How to make combine's prefix operator inclusive?

I'm probably missing something very simple, but I can't seem to figure it out.

My goal here is to prefix until I see "end" value. I want this end value to get published and then I want the publisher to finish. So in the following code I want to know how to modify such that "end" is the last thing printed, instead of the element before "end".

_ = Publishers.Sequence<[String], Never>(sequence: ["a", "b", "end", "c"])
    .prefix(while: { $0 != "end" })
    .sink { each in
        print(each)
    }

Thanks, that gets what I asked for, but it isn't the full behavior that I really need.

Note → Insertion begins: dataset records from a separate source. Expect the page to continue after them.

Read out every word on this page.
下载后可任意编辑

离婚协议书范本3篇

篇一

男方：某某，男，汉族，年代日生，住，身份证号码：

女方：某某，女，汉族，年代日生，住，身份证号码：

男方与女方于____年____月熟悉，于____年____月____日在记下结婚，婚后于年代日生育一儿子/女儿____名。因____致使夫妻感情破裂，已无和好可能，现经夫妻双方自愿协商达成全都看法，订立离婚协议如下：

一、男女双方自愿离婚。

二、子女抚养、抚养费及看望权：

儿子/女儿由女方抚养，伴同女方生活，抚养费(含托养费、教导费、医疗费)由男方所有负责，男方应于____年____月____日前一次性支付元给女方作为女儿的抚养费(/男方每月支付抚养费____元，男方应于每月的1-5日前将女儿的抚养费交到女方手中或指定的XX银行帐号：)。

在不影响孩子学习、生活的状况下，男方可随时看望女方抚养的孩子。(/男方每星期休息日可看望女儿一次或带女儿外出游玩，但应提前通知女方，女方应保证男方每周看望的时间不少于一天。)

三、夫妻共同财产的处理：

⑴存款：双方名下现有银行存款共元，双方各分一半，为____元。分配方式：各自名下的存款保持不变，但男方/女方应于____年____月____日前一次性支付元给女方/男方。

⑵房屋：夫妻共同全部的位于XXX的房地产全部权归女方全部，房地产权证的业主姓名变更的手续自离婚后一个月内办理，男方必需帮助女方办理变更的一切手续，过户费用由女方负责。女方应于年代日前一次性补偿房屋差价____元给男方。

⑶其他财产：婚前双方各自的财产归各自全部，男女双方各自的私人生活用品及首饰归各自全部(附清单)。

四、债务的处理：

In particular my real world sequence will have time delays between items. I want the publisher to complete immediately after seeing/publishing "end" ... I don't want it to have to wait to see the next element after "end" to realize that it should complete.

I assume your prefix(while:) predicate isn't a simple comparison with a constant, but something where you don't know the exact final value in advance.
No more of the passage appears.